Aujourd’hui, Virginie Dubost est tétraplégique incomplète et conserve une part de sensibilité et de motricité. Mais rien de comparable avec ce qu’elle était auparavant : "Passer d’une liberté extrême à l’autre bout du monde à une dépendance complète est un choc brutal". À la sortie de l’hôpital, il lui faut rechercher un logement adapté. Là encore, une course jalonnée d’obstacles s’engage, d’autant plus à Paris. Et parmi les défis de cette nouvelle vie, réorganiser ses routines pour compenser le manque d’autonomie devient une priorité. Avec des infirmières et des auxiliaires de vie matin et soir, les journées s’apparentent à un défilé d’aidantes. Si l’on peut compter sur les prestataires de soins, "les intervenants sont toujours différents. Tout réexpliquer à chaque fois est compliqué et fatigant". Accepter d’être aidée pour se doucher, s’habiller, cuisiner, c’est aussi concéder de "perdre en pudeur et en intimité".

Pour reprendre le pouvoir sur son corps, les séances de sport avec l’assistance d’un exosquelette sont indispensables. "La station debout a des bienfaits pour l'organisme, au niveau osseux, des organes, du transit, mais également pour l'aspect psychologique. Le fait d'être à la hauteur humaine et de parler aux personnes dans les yeux est assez libérateur." Ces séances chez Station debout, studio de sport et centre de recherche financé grâce aux dons et au mécénat, permettent aux blessés médullaires (lésions de la moelle épinière entraînant un handicap séquellaire) de maintenir une activité physique adaptée. Le centre est à l’avant-garde en matière de protocoles sur de nouvelles machines. Parmi les innovations disponibles, l’exosquelette de la start-up française Wandercraft, dont Virginie Dubost se présente comme l’une des plus ferventes "fans".

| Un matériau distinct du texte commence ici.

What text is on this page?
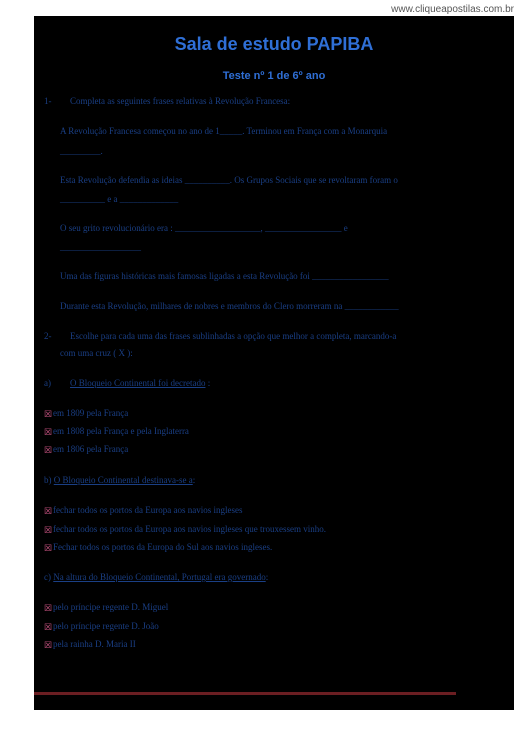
www.cliqueapostilas.com.br
Sala de estudo PAPIBA
Teste nº 1 de 6º ano
1- Completa as seguintes frases relativas à Revolução Francesa:
A Revolução Francesa começou no ano de 1_____. Terminou em França com a Monarquia
_________.
Esta Revolução defendia as ideias __________. Os Grupos Sociais que se revoltaram foram o
__________ e a _____________
O seu grito revolucionário era : ___________________, _________________ e
__________________
Uma das figuras históricas mais famosas ligadas a esta Revolução foi _________________
Durante esta Revolução, milhares de nobres e membros do Clero morreram na ____________
2- Escolhe para cada uma das frases sublinhadas a opção que melhor a completa, marcando-a
com uma cruz ( X ):
a) O Bloqueio Continental foi decretado :
☒em 1809 pela França
☒em 1808 pela França e pela Inglaterra
☒em 1806 pela França
b) O Bloqueio Continental destinava-se a:
☒fechar todos os portos da Europa aos navios ingleses
☒fechar todos os portos da Europa aos navios ingleses que trouxessem vinho.
☒Fechar todos os portos da Europa do Sul aos navios ingleses.
c) Na altura do Bloqueio Continental, Portugal era governado:
☒pelo príncipe regente D. Miguel
☒pelo príncipe regente D. João
☒pela rainha D. Maria II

"Le handicap touche 12 millions de Français dont 80% sont porteurs d’un handicap invisible."

Porte-drapeau

"Le handicap touche 12 millions de Français dont 80% sont porteurs d’un handicap invisible." Citer ces chiffres, c’est aussi accorder une place plus importante à toutes ces personnes. "Aujourd’hui, nous sommes la minorité la plus discriminée en termes d’accès aux loisirs, au sport, à l’emploi, au logement et aux établissements", soutient Virginie Dubost. "Devoir organiser chaque sortie au détail près, vérifier l’accessibilité de chaque lieu et rue ne laisse plus aucune place à la spontanéité".

Sur les réseaux sociaux, Virginie Dubost sensibilise le plus grand nombre au handicap et à ses tabous. "Avant d’être en situation de handicap, j'étais la première à [dé]tourner la tête quand je voyais quelqu'un en fauteuil. Je ne savais pas comment aborder la chose." Le ton humoristique et déculpabilisant qu’elle emploie est désormais un exutoire pour deux publics : les profanes et les personnes familières du sujet, qui peuvent transmettre leurs astuces. Le rôle de porte-drapeau lui a ouvert la voie de nombreuses opportunités, y compris des prises de parole dans des podcasts, à la radio mais aussi à travers la participation à un défilé de mode. Virginie Dubost multiplie les projets. "La brunette à roulettes" entend désormais renforcer son activité d’intervenante en entreprise sur le handicap et s’associer à une marque de prêt-à-porter pour développer une ligne de vêtements pensée pour les personnes à mobilité réduite.